Rinchiuso nel suo folle, paranoico ma dorato isolazionismo Kim-jong-un, dittatore nord coreano che sfida il mondo minacciando sempre più spesso di fare ricorso al suo arsenale atomico per scatenare una guerra nucleare contro le superpotenze straniere che continuano ad essere sbeffeggiate dal giovane leader della Repubblica Popolare Democratica di Corea, il cosiddetto Regno Eremita e dalla sua mania ossessivo-compulsiva di schiacciare bottoni e lanciare missili.
Proprio qualche giorno fa, il 15 settembre scorso, un nuovo “test” missilistico, l’ennesima provocazione di Kim verso il mondo intero, con il lancio di un missile che ha sorvolato il Giappone a 770 chilometri di altezza prima di finire il suo temerario tragitto di 3700 chilometri a largo dell’isola di Hokkaido, che lo scorso mese aveva conosciuto in prima persona la follia del dittatore nord coreano con un altro test/provocazione.
La nuova dimostrazione di forza della Corea del Nord, in risposta alle ultime sanzioni che l’ONU ha stabilito contro Pyongyang, anche se non sembra costituire la classica goccia che fa traboccare il vaso, mina profondamente la “pazienza” e la tolleranza che il mondo intero, in primis Giappone e ovviamente Corea del Sud, ha mostrato in questi ultimi periodi nei confronti dei deliri di onnipotenza e del “dittatore atomico”.
Ecco quindi che Seoul minaccia nuovamente di uccidere il leader supremo nord coreano e rispolvera l’operazione “decapitazione”, la task force incaricata di stanare ed eliminare il folle dittatore.
Non solo schieramenti di navi e dispiegamenti di forze terrestri quindi, l’obiettivo di fermare Kim-jong-un passa anche attraverso un possibile blitz che ponga fine al pericolo Kim, nonostante questo tipo di operazione mirata, già tentata in passato contro i suoi predecessori non altrettanto folli ma ugualmente pericolosi, ma fallita miseramente.

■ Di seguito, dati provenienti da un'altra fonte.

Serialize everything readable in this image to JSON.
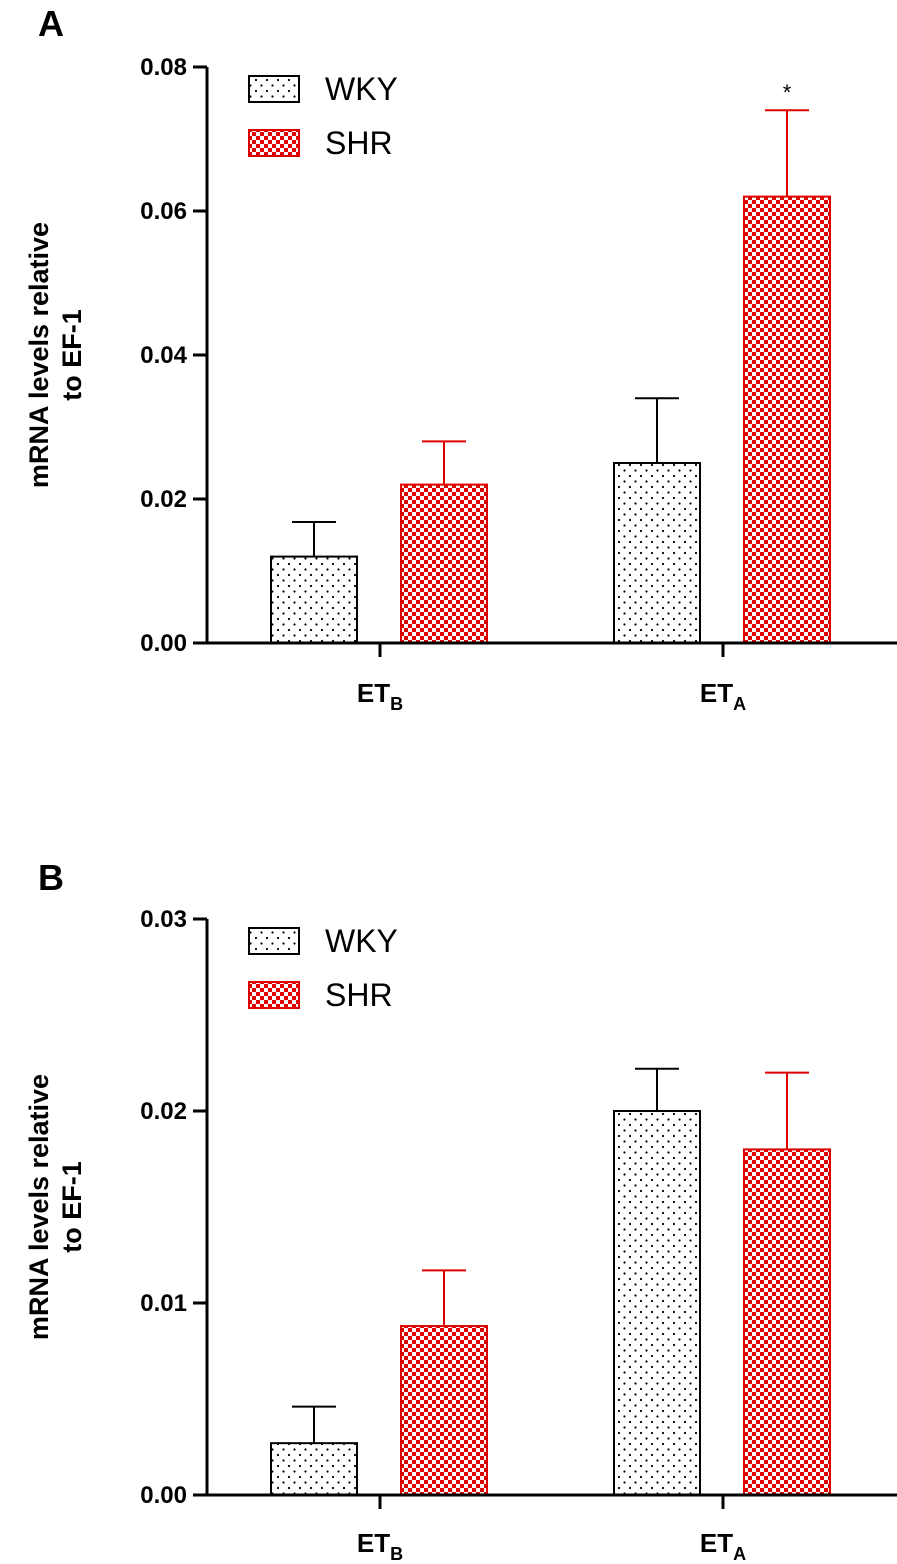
{
  "chart_data": [
    {
      "type": "bar",
      "panel_label": "A",
      "title": "",
      "ylabel": "mRNA levels relative to EF-1",
      "ylabel_lines": [
        "mRNA levels relative",
        "to EF-1"
      ],
      "xlabel": "",
      "ylim": [
        0,
        0.08
      ],
      "yticks": [
        0.0,
        0.02,
        0.04,
        0.06,
        0.08
      ],
      "ytick_labels": [
        "0.00",
        "0.02",
        "0.04",
        "0.06",
        "0.08"
      ],
      "categories": [
        {
          "main": "ET",
          "sub": "B"
        },
        {
          "main": "ET",
          "sub": "A"
        }
      ],
      "series": [
        {
          "name": "WKY",
          "values": [
            0.012,
            0.025
          ],
          "errors": [
            0.0048,
            0.009
          ],
          "color": "#000000",
          "pattern": "dots"
        },
        {
          "name": "SHR",
          "values": [
            0.022,
            0.062
          ],
          "errors": [
            0.006,
            0.012
          ],
          "color": "#e00000",
          "pattern": "checker"
        }
      ],
      "legend": "top-left",
      "grid": false,
      "annotations": [
        {
          "series": 1,
          "category": 1,
          "text": "*"
        }
      ]
    },
    {
      "type": "bar",
      "panel_label": "B",
      "title": "",
      "ylabel": "mRNA levels relative to EF-1",
      "ylabel_lines": [
        "mRNA levels relative",
        "to EF-1"
      ],
      "xlabel": "",
      "ylim": [
        0,
        0.03
      ],
      "yticks": [
        0.0,
        0.01,
        0.02,
        0.03
      ],
      "ytick_labels": [
        "0.00",
        "0.01",
        "0.02",
        "0.03"
      ],
      "categories": [
        {
          "main": "ET",
          "sub": "B"
        },
        {
          "main": "ET",
          "sub": "A"
        }
      ],
      "series": [
        {
          "name": "WKY",
          "values": [
            0.0027,
            0.02
          ],
          "errors": [
            0.0019,
            0.0022
          ],
          "color": "#000000",
          "pattern": "dots"
        },
        {
          "name": "SHR",
          "values": [
            0.0088,
            0.018
          ],
          "errors": [
            0.0029,
            0.004
          ],
          "color": "#e00000",
          "pattern": "checker"
        }
      ],
      "legend": "top-left",
      "grid": false,
      "annotations": []
    }
  ]
}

Infatti, questa non è la prima volta che Seoul decide di assassinare un leader nord coreano: già negli anni ’60 si tentò di eliminare il nonno di Kim infiltrando in Corea del Nord alcuni militari irregolari e criminali che non riuscirono nell’intento e, tornati in patria, si ammutinarono rivoltandosi contro i propri addestratori/mandanti.
Un altro colpo di mano fu tentato dallo zio di Kim, il quale in accordo con i cinesi, tentò di sbarazzarsi del nipote senza riuscirci, finendo per essere giustiziato.
Questa volta, però, Seoul non è intenzionata a ripetere gli stessi errori e, a quanto sembra, la nuova “squadra della morte” incaricata di liberare il mondo dal pericolo rappresentato dal giovane dittatore, sarà composta da una élite di militari professionisti sotto il diretto controllo del Ministero della Difesa Sud Coreano.
Lo sbandierare ai quattro venti la possibilità di attentare alla vita di Kim-jong-un sembra però essere dettata da un mero fine politico il cui vero obiettivo è “spaventare” o comunque mettere sotto pressione il leader di Pyongyang ed indurlo ad una soluzione diplomatica degli attriti tra Kim e la Corea del Sud, con la quale il Nord non ha mai firmato l’armistizio della guerra fratricida iniziata nel 1950.
Sarà sufficiente una minaccia di morte per far “ragionare” il giovane Kim che, in passato, ha dato più volte dimostrazione del suo carattere irascibile e del suo folle e lucido metodo per mantenere e rafforzare la sua autorità passando attraverso esecuzioni sommarie ed omicidi mirati a scapito di chiunque fosse stato percepito come un avversario?